The case of Big Data and Artificial Intelligence

Buzzwords like Big Data, Artificial Intelligence and Machine Learning are everywhere. Why do we see so much interest in them right now?

Why are they like the London Tube?

The changes in data analytics in the last years are a bit like personal transport at the end of the 19th century in London. A couple years earlier, everybody could walk through the city within 30 minutes, but as the city grew, new modes of transportation were needed as distances got longer. With enough resources, one could travel through the city by carriage, but this solution didn’t work for all who wanted to get across. One great solution were the first underground trains, but they were built and operated by individual companies and one could not change between lines. While this improved travel times immensly, people were still facing problems when switiching lines. Eventually, all lines were merged into a single company with just one great visual overview on how to get where as shown in the well-known image above. And of course, just a single, low fare for the whole travel.
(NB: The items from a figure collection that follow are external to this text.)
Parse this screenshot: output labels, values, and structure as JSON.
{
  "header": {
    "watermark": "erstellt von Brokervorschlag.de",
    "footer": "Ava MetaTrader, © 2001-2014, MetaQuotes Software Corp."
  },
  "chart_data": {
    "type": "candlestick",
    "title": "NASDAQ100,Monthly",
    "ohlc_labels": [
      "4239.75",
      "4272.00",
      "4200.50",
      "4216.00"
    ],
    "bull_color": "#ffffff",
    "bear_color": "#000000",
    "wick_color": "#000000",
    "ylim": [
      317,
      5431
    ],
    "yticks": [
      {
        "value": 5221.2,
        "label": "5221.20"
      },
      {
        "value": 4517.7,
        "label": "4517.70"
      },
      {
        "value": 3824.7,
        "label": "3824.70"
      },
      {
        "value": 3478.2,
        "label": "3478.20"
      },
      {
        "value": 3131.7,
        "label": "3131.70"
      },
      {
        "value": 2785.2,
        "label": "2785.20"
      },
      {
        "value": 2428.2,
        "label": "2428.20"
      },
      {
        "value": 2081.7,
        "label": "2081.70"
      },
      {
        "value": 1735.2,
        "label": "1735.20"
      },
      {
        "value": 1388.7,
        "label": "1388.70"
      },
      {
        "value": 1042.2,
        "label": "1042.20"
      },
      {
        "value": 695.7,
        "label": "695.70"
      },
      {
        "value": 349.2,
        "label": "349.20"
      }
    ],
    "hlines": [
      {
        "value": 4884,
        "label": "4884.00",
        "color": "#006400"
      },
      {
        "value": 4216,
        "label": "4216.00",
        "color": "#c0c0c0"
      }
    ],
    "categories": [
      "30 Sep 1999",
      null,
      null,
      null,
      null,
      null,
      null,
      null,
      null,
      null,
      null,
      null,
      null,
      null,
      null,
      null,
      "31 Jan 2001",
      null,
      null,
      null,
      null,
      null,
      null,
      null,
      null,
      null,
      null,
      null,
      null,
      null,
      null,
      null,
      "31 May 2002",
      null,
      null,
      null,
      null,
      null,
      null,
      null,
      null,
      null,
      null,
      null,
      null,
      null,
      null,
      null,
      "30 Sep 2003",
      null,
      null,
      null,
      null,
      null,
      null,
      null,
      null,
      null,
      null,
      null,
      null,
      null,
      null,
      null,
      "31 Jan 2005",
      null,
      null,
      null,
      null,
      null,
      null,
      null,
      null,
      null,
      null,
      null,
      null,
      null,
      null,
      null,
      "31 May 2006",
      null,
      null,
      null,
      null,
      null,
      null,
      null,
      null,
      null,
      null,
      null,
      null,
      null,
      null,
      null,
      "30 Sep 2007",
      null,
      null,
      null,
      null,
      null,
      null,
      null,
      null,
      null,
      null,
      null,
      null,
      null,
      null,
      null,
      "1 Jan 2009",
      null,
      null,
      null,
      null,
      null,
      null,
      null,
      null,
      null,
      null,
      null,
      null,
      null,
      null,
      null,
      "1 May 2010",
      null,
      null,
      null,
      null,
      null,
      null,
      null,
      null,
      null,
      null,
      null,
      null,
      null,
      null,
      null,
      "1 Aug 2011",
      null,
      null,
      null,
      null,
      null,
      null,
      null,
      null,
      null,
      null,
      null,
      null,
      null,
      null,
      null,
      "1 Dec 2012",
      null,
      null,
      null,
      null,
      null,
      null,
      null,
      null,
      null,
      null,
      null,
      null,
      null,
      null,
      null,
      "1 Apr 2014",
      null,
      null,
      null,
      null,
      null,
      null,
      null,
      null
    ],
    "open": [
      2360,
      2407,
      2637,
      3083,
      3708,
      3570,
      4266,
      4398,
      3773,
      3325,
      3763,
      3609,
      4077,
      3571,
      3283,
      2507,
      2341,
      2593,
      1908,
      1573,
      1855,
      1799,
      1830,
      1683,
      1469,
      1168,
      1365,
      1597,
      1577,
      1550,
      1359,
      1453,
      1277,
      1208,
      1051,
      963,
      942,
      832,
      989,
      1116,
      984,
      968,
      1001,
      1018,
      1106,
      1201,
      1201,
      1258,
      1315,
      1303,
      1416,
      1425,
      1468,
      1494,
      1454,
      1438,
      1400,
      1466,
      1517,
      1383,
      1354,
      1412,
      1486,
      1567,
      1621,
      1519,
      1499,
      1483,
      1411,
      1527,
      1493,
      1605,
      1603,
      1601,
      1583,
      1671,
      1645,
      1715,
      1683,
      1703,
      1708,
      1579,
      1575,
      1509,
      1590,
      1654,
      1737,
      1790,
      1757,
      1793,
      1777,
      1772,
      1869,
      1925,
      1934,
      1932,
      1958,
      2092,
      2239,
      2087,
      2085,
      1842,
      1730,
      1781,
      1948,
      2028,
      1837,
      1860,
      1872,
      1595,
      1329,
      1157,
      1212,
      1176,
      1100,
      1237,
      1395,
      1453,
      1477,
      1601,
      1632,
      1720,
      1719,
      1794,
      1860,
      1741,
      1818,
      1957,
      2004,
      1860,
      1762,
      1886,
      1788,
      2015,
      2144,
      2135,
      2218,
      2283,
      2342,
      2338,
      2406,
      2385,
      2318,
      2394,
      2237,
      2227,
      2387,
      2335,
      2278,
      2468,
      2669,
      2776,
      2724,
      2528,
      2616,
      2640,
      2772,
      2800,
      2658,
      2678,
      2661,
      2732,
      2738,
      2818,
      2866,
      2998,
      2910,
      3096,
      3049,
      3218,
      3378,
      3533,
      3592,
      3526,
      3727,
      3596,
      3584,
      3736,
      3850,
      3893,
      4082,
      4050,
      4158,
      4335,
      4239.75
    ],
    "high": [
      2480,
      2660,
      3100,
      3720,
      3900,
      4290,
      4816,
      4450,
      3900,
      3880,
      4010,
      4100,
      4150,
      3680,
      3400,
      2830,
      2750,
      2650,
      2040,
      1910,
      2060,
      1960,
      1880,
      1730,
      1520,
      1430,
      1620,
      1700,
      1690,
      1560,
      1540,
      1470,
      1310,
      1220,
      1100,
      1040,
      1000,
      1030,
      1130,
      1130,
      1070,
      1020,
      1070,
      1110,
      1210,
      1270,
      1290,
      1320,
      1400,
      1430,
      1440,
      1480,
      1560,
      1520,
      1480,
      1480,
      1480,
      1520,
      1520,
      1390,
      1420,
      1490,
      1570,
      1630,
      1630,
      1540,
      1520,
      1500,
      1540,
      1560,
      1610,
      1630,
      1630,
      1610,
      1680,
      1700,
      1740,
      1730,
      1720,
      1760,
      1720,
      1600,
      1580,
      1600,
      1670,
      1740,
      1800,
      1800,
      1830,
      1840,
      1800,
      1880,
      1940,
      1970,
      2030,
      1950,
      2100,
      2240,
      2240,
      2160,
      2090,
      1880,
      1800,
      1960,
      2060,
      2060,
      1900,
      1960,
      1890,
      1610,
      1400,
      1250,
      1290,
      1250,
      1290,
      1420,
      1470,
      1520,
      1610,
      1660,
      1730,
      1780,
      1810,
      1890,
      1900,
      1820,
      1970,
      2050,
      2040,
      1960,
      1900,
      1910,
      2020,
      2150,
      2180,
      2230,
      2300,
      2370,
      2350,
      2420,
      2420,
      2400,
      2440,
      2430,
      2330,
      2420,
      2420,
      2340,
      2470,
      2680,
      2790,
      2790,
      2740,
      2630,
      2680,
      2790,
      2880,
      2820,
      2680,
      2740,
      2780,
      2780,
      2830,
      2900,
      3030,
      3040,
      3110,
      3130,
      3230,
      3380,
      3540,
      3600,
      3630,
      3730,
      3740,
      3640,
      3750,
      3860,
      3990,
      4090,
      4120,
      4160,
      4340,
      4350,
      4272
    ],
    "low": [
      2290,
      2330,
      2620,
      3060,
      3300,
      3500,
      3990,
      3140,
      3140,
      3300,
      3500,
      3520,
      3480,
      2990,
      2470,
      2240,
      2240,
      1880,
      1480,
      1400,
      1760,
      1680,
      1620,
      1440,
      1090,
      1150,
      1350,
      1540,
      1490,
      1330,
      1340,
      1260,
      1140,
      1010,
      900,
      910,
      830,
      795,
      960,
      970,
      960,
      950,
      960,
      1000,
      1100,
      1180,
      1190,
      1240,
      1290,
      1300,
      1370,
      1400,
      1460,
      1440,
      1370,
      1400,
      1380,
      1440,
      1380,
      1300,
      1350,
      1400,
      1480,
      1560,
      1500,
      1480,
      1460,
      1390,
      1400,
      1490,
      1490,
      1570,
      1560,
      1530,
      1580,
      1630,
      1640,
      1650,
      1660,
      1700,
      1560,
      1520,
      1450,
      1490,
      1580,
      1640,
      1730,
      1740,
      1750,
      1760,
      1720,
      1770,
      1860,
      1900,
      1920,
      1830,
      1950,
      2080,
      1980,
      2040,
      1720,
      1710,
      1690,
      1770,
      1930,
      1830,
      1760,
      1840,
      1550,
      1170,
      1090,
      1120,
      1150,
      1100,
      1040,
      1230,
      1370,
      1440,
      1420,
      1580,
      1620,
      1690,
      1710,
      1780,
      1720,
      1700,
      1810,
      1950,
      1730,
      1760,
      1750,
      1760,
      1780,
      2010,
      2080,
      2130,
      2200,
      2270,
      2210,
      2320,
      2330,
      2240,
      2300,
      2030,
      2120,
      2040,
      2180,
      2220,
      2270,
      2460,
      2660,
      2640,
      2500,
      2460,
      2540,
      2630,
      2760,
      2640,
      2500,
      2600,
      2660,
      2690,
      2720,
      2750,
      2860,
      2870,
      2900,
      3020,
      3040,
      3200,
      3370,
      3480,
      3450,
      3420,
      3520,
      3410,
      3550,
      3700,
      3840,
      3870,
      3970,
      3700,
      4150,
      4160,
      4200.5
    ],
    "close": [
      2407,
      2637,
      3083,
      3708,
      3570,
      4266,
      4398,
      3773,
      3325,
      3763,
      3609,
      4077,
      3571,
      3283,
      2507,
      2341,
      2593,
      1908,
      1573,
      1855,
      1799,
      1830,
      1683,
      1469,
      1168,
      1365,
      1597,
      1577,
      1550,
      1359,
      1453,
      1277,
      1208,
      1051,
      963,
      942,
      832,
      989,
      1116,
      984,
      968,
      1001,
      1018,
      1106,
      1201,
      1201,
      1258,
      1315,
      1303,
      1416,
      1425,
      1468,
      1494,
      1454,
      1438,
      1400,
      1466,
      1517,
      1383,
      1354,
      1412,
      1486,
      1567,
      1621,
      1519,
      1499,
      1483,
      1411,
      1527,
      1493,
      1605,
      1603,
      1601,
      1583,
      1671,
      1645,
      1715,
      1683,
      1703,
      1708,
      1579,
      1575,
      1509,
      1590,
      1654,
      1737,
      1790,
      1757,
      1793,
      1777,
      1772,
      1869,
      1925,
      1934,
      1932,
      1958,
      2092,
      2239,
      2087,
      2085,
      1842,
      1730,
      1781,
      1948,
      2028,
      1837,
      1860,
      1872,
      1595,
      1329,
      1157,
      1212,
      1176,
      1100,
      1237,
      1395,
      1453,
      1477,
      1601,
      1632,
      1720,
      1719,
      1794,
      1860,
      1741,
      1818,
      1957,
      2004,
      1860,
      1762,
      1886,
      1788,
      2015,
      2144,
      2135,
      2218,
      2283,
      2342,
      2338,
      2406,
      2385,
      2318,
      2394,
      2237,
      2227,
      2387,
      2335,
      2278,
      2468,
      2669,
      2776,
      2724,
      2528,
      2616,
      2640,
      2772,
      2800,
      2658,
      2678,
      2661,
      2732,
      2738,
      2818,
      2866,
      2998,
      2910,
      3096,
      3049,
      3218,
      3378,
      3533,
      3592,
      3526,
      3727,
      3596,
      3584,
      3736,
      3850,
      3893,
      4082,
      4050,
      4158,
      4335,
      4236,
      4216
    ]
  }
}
Data science a couple of years back was exactly like walking through London by foot. You could do it at first, but the more data and data sources you had to manage, the harder it got. We had tools and programming languages, but we were missing an ecosystem to manage all of it with reasonable pricing for it. While we are not at the stage where we have a lovely tube map with easy to manage solutions, we have the main building blocks in place and some – proprietory – solutions offer already everything along the data science process. In comparison to the Javascript ecosystem with tools like npm or React and dozens of related frameworks for testing etc., we are lacking the possibilities to switch between frameworks or ideas but staying in the programming language. Both R and Python offer most of the capability needed, but might lack one library needed in the current project and switching between the two proves not to be that easy. On the other hand, cloud solutions like MS Azure Machine Learning Studio usually lock you in one single programming language or workflow, they offer the whole process in a single tool with affordable pricing.